How the Supreme Court’s ruling on the Voting Rights Act is straining American democracy

The Supreme Court’s recent gutting of the Voting Rights Act is adding fuel to a redistricting war in Congress.

Willie Simon stood outside the Memphis motel where Rev. Martin Luther King, Jr. was assassinated in 1968, now a museum dedicated to the Civil Rights Movement.
Days after the U.S. Supreme Court gutted a key provision of the Voting Rights Act, Simon feared what the decision would mean not just for Black Americans like himself but an entire country where the political guardrails seem to be coming apart.
Simon, who leads the Shelby County Democratic Party in Tennessee, said the court’s conservative majority set a precedent that if you’re “not in the in-crowd group, they can just erase us.”

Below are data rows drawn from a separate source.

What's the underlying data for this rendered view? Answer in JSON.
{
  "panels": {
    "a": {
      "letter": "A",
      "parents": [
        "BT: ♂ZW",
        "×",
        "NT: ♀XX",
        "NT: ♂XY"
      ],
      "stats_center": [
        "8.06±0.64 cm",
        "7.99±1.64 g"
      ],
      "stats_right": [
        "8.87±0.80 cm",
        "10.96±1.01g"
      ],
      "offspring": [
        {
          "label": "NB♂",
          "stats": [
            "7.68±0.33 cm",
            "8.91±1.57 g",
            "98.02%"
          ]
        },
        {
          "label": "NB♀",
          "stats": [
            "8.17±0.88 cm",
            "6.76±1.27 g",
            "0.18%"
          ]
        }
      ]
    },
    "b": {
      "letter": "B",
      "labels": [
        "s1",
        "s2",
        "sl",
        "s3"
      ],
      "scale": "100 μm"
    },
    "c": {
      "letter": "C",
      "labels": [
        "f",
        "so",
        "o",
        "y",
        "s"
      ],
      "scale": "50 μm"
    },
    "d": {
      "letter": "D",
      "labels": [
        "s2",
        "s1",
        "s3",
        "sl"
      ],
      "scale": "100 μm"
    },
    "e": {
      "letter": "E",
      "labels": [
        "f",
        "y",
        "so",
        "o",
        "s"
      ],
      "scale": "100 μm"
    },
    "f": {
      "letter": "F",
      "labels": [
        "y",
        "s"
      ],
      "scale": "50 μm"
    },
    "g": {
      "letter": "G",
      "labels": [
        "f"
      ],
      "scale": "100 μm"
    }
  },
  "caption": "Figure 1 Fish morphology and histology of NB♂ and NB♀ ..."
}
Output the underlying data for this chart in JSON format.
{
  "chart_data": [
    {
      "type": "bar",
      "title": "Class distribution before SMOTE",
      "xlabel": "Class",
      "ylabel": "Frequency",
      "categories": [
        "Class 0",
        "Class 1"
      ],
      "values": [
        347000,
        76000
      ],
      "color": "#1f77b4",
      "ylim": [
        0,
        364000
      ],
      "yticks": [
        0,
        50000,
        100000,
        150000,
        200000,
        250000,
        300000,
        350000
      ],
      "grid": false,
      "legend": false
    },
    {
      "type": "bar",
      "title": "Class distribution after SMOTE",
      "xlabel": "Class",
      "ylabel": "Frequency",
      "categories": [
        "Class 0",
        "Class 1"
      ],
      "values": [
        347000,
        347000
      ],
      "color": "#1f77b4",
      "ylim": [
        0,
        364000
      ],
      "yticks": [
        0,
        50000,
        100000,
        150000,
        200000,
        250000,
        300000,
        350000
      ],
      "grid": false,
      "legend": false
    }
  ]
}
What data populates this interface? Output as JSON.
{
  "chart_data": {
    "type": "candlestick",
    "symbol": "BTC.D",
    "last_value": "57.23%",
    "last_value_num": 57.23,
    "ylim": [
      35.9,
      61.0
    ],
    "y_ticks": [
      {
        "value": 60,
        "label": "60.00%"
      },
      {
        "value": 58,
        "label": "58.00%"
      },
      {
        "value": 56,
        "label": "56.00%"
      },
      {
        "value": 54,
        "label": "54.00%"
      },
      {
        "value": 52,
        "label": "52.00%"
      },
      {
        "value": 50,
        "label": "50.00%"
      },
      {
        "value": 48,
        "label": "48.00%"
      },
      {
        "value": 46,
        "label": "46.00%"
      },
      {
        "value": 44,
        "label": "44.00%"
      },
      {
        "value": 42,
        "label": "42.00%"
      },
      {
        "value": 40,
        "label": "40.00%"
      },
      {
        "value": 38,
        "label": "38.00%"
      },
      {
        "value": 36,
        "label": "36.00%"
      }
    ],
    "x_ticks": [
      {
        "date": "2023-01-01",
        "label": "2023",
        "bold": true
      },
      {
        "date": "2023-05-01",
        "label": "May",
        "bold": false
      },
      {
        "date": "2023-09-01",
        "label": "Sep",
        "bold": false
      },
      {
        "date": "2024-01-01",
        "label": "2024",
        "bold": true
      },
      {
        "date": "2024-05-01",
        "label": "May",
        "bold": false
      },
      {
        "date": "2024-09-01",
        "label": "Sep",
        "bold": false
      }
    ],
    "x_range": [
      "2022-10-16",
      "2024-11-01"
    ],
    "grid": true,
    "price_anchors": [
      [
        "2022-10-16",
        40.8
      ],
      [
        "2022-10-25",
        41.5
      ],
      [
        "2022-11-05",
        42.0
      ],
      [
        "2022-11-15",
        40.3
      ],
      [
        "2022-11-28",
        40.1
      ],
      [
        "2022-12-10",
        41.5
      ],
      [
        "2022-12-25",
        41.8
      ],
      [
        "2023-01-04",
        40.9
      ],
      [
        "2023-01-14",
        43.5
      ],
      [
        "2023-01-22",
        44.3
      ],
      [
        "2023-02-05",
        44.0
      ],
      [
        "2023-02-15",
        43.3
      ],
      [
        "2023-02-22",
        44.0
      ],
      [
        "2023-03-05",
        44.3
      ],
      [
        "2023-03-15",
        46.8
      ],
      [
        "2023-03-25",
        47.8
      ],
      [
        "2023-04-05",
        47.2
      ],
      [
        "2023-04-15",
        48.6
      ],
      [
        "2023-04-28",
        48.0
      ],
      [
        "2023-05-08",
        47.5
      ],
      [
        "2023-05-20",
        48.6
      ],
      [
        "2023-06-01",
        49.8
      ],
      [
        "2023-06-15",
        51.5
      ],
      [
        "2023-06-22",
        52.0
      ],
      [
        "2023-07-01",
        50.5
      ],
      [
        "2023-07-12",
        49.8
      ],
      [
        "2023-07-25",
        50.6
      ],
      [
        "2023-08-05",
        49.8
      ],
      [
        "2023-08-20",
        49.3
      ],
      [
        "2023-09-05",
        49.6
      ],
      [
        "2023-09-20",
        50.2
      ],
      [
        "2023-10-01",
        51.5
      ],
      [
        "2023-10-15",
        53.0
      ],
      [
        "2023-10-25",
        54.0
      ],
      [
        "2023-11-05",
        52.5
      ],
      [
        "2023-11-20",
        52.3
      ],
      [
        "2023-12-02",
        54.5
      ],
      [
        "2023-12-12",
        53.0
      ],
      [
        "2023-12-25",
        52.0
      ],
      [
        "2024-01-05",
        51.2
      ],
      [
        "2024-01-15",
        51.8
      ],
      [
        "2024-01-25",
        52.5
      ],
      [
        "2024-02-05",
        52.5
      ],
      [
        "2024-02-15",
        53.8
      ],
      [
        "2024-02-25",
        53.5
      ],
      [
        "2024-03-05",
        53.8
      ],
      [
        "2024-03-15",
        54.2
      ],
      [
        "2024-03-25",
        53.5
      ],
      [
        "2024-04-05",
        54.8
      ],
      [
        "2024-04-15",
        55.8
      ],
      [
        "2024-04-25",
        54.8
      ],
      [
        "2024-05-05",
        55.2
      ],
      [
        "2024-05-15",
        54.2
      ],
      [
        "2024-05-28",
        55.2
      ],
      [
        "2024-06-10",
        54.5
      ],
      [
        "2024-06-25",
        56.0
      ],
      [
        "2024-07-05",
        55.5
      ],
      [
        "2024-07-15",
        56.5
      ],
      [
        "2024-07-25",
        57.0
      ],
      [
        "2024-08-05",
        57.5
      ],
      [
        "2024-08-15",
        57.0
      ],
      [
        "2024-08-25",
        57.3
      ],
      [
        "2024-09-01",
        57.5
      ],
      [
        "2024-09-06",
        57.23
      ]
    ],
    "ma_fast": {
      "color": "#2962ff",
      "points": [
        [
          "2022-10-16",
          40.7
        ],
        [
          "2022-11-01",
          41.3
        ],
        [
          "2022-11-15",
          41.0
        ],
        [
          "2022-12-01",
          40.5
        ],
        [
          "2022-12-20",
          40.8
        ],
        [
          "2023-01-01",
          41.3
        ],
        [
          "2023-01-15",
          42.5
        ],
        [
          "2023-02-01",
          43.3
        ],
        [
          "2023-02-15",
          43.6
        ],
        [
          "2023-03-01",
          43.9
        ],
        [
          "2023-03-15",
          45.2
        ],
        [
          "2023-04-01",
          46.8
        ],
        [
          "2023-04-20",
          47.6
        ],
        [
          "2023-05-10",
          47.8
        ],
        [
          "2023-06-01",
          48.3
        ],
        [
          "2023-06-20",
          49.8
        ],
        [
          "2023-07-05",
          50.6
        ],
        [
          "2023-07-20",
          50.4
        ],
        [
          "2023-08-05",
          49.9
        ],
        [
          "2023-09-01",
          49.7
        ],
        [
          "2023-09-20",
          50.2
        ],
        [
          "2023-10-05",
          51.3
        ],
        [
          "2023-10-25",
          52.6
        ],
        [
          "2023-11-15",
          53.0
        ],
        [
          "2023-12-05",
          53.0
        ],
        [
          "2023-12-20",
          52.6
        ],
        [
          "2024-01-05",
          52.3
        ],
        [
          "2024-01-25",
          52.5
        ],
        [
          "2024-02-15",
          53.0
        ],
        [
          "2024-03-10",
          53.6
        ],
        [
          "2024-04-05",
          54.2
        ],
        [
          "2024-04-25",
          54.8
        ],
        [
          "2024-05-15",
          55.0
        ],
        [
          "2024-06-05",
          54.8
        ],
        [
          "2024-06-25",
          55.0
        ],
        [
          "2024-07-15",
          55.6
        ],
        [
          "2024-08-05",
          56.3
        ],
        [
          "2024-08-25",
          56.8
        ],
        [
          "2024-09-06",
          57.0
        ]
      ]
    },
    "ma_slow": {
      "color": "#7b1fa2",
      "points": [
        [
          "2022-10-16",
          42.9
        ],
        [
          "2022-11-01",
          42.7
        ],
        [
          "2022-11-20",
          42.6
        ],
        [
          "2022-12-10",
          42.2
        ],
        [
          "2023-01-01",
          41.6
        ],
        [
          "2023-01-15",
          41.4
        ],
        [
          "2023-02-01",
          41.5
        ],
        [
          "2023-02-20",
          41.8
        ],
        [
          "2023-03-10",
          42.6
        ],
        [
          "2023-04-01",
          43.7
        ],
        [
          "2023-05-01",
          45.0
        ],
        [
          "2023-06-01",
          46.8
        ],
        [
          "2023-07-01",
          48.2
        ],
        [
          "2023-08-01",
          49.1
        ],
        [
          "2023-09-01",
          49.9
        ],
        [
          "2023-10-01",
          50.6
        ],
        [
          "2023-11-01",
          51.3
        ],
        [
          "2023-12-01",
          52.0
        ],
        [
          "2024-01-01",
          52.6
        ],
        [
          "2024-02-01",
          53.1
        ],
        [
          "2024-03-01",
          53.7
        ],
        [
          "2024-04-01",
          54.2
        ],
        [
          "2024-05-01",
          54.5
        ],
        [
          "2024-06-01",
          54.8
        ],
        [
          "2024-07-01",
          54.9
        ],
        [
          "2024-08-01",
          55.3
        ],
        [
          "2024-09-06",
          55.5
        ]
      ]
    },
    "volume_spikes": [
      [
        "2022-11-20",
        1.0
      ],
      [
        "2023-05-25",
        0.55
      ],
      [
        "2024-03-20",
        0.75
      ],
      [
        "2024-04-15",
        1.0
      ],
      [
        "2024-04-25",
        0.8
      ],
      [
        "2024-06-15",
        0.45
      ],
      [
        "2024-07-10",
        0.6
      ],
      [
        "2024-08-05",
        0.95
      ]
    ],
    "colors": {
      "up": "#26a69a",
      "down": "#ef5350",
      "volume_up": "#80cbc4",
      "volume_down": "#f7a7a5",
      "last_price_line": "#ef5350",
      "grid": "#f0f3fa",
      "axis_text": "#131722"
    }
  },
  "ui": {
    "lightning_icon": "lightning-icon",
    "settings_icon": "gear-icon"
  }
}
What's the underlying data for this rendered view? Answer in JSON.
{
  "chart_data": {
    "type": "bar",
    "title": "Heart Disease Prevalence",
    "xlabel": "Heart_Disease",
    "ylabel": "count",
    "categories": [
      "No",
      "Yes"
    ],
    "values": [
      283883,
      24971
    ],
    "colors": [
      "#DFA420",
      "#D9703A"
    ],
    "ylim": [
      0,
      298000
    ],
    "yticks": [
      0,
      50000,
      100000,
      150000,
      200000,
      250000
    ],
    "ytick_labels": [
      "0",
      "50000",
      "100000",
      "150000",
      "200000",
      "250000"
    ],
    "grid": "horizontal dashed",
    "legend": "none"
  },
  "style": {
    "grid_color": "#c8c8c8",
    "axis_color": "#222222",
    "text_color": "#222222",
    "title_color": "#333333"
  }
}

By weakening a requirement that states draw congressional districts in a way that gives minorities an opportunity to control their own fate, the court escalated the nationwide redistricting war that has seen Democrats and Republicans casting aside decades of tradition in hopes of gaining an edge over the competition. New sessions are scheduled to begin this week in two Republican-controlled states to eliminate U.S. House districts represented by Democrats, and there’s more on the horizon.
It’s the latest example of how the American democratic experiment has been pushed to the breaking point in the decade since Donald Trump rose to power. Extreme rhetoric has become commonplace. There’s been a spike in political violence and a rash of assassinations. Five years after the Jan. 6 attack on the U.S. Capitol, Trump’s allies are trying to harness the same falsehoods about voter fraud to reshape elections.
The rules and norms that once helped smooth over an unruly country’s vast differences have given way to a race for power at all costs.
“I’ve never subscribed to the idea we’re in a civil war, but the gerrymandering wars and the recent decision from the Supreme Court do not make the United States more united,” said Matt Dallek, a political scientist at George Washington University. “It speeds up the hyperpartisan force and atmosphere that people feel on both sides.”